A dull red patched Countess Ellenburg's cheeks. Lids brooded low over the eyes of Stafnitz and of Stenovics. It was a very awkward little scene—the King's irritation had got the better of him for the moment. What would the kindred of the exalted Princess have said? The King turned to Countess Ellenburg and forced a smile.

"The question of reproof is one for you, Countess," he said, frigidly. "And now about the Baroness—No, I mean, I wanted to ask if my wishes have been communicated to the Prince of Slavna."

"The Prince has received them, sir. He read them in the presence of my messenger, and requested leave to send his answer in writing, unless he might wait on Your Majesty."

"There are reasons why I had better not see him just now. Ask him to write—but very soon. The matter isn't one for delay." The King rose from his seat.

"Your Majesty still wishes me to send for Baroness Dobrava?"

The King reflected for a moment, and answered simply: "No."

His brief word broke up the conference—it had already lasted longer than suave and reassuring Dr. Natcheff would have advised. The men went away with a smile, all of them—the King, Stenovics, Stafnitz, round-faced Markart—each smiling according to the quality of each, their smiles answering to Max von Hollbrandt's shrug of the shoulders. There are things which bring men to what painful youth was taught to call the least common denominator. A horse-race does it, a prize-fight, a cricket-match, a battle, too, in some sort. Equally efficacious, very often, though it is to be recorded with reluctance, is a strong flirtation with no proper issue obvious.

The matter was grave, yet all the men laughed. The matter was grave, and Countess Ellenburg did not laugh. Was that what Stafnitz called her views and her temperament? In part, no doubt. Besides, men will laugh at the side-issues of the gravest affairs; it is not generally the case with woman.
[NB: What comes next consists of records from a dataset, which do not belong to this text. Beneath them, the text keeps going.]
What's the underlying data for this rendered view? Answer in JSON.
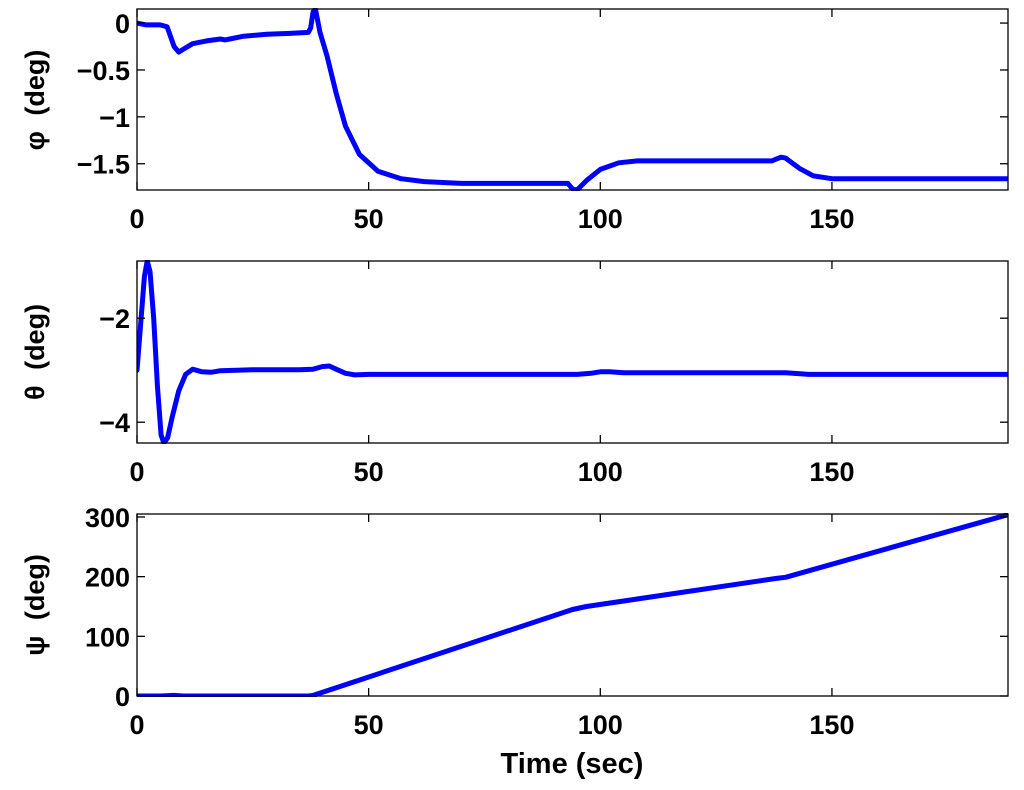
{
  "colors": {
    "series": "#0000ff",
    "axes": "#000000",
    "background": "#ffffff"
  },
  "chart_data": [
    {
      "type": "line",
      "ylabel_symbol": "φ",
      "ylabel_unit": "(deg)",
      "xlabel": "",
      "xlim": [
        0,
        188
      ],
      "ylim": [
        -1.78,
        0.15
      ],
      "xticks": [
        0,
        50,
        100,
        150
      ],
      "xtick_labels": [
        "0",
        "50",
        "100",
        "150"
      ],
      "yticks": [
        0,
        -0.5,
        -1,
        -1.5
      ],
      "ytick_labels": [
        "0",
        "−0.5",
        "−1",
        "−1.5"
      ],
      "grid": false,
      "series": [
        {
          "points": [
            [
              0,
              0
            ],
            [
              2,
              -0.02
            ],
            [
              5,
              -0.02
            ],
            [
              6.5,
              -0.04
            ],
            [
              8,
              -0.25
            ],
            [
              9,
              -0.31
            ],
            [
              10,
              -0.28
            ],
            [
              12,
              -0.22
            ],
            [
              15,
              -0.19
            ],
            [
              18,
              -0.17
            ],
            [
              19,
              -0.18
            ],
            [
              20,
              -0.17
            ],
            [
              23,
              -0.14
            ],
            [
              28,
              -0.12
            ],
            [
              33,
              -0.11
            ],
            [
              37,
              -0.1
            ],
            [
              37.5,
              -0.05
            ],
            [
              38,
              0.12
            ],
            [
              38.5,
              0.15
            ],
            [
              39.5,
              -0.1
            ],
            [
              41,
              -0.35
            ],
            [
              43,
              -0.75
            ],
            [
              45,
              -1.1
            ],
            [
              48,
              -1.4
            ],
            [
              52,
              -1.58
            ],
            [
              57,
              -1.66
            ],
            [
              62,
              -1.69
            ],
            [
              70,
              -1.71
            ],
            [
              80,
              -1.71
            ],
            [
              90,
              -1.71
            ],
            [
              93,
              -1.71
            ],
            [
              94,
              -1.77
            ],
            [
              95,
              -1.78
            ],
            [
              97,
              -1.68
            ],
            [
              100,
              -1.56
            ],
            [
              104,
              -1.49
            ],
            [
              108,
              -1.47
            ],
            [
              120,
              -1.47
            ],
            [
              130,
              -1.47
            ],
            [
              137,
              -1.47
            ],
            [
              139,
              -1.43
            ],
            [
              140,
              -1.44
            ],
            [
              143,
              -1.55
            ],
            [
              146,
              -1.63
            ],
            [
              150,
              -1.66
            ],
            [
              160,
              -1.66
            ],
            [
              170,
              -1.66
            ],
            [
              180,
              -1.66
            ],
            [
              188,
              -1.66
            ]
          ]
        }
      ]
    },
    {
      "type": "line",
      "ylabel_symbol": "θ",
      "ylabel_unit": "(deg)",
      "xlabel": "",
      "xlim": [
        0,
        188
      ],
      "ylim": [
        -4.4,
        -0.9
      ],
      "xticks": [
        0,
        50,
        100,
        150
      ],
      "xtick_labels": [
        "0",
        "50",
        "100",
        "150"
      ],
      "yticks": [
        -2,
        -4
      ],
      "ytick_labels": [
        "−2",
        "−4"
      ],
      "grid": false,
      "series": [
        {
          "points": [
            [
              0,
              -3
            ],
            [
              0.8,
              -2.1
            ],
            [
              1.6,
              -1.2
            ],
            [
              2.2,
              -0.9
            ],
            [
              2.8,
              -1.1
            ],
            [
              3.6,
              -2
            ],
            [
              4.4,
              -3.3
            ],
            [
              5.2,
              -4.25
            ],
            [
              5.8,
              -4.4
            ],
            [
              6.6,
              -4.3
            ],
            [
              7.6,
              -3.9
            ],
            [
              9,
              -3.4
            ],
            [
              10.5,
              -3.08
            ],
            [
              12,
              -2.98
            ],
            [
              14,
              -3.03
            ],
            [
              16,
              -3.04
            ],
            [
              18,
              -3.01
            ],
            [
              25,
              -2.99
            ],
            [
              35,
              -2.99
            ],
            [
              38,
              -2.98
            ],
            [
              40,
              -2.93
            ],
            [
              41.5,
              -2.92
            ],
            [
              43,
              -2.98
            ],
            [
              45,
              -3.06
            ],
            [
              47,
              -3.09
            ],
            [
              50,
              -3.08
            ],
            [
              60,
              -3.08
            ],
            [
              80,
              -3.08
            ],
            [
              95,
              -3.08
            ],
            [
              98,
              -3.06
            ],
            [
              100,
              -3.03
            ],
            [
              102,
              -3.03
            ],
            [
              105,
              -3.05
            ],
            [
              120,
              -3.05
            ],
            [
              140,
              -3.05
            ],
            [
              145,
              -3.08
            ],
            [
              150,
              -3.08
            ],
            [
              170,
              -3.08
            ],
            [
              188,
              -3.08
            ]
          ]
        }
      ]
    },
    {
      "type": "line",
      "ylabel_symbol": "ψ",
      "ylabel_unit": "(deg)",
      "xlabel": "Time (sec)",
      "xlim": [
        0,
        188
      ],
      "ylim": [
        0,
        305
      ],
      "xticks": [
        0,
        50,
        100,
        150
      ],
      "xtick_labels": [
        "0",
        "50",
        "100",
        "150"
      ],
      "yticks": [
        0,
        100,
        200,
        300
      ],
      "ytick_labels": [
        "0",
        "100",
        "200",
        "300"
      ],
      "grid": false,
      "series": [
        {
          "points": [
            [
              0,
              0
            ],
            [
              5,
              0
            ],
            [
              8,
              1
            ],
            [
              10,
              0
            ],
            [
              37,
              0
            ],
            [
              38,
              1
            ],
            [
              94,
              145
            ],
            [
              97,
              150
            ],
            [
              138,
              197
            ],
            [
              140,
              199
            ],
            [
              188,
              304
            ]
          ]
        }
      ]
    }
  ]
}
Added again to this, perhaps Countess Ellenburg knew more, or divined more. Among glaring diversity there was, perhaps, something—an atom of—similarity between her and Sophy—not the something which refuses, but the something which couples high conditions with assent. The thousandth chance is to most men negligible; to most women it is no worse than the tenth; their sense of mathematical odds is sorely—and sometimes magnificently—imperfect.

It had flashed across Countess Ellenburg 's mind that maybe Sophy, too, played for a big stake—or, rather, lived for it and so would die. The men had not thought of that; to them, the violent flirtation had its obvious end and its passing inconvenience. It might delay the Prince's departure for a while; it might make his marriage more entirely an affair of duty and of state. With this idea they smiled and shrugged; the whole business came under the head which, in their thoughts and their confidential conversations, they would style nonsense.

It was not so with the Countess. Disconcerted by that episode of Lepage and young Alexis, more moved by the sudden appearance of Baroness Dobra va as a factor in the game, she returned to prayer. What now was the form and matter of her prayer? The form must go unformulated—and the words unconjectured. Yet she prayed so long that she must have succeeded in putting a good face on her petitions. Without a plausible plea nobody could have rested on their knees so long.

It is probable that she prayed for others as she prayed for herself—she prayed that the Prince of Slavna and the Baroness Dobrava might escape temptation.

Or that, if they fell—? Again it was not for her to dictate to Heaven. Heaven had its ways of dealing with such sinners.

Yet through all her prayers must have echoed the words: "It's absurd!" She prayed again, most likely, against being suspected of wishing that the man who uttered them—her husband—might soon be dead.

The King dead—and the Prince a slave to love—to the idle hours of an unprofitable love! It was a fine vision, and needed a vast deal of covering with the veil of prayer.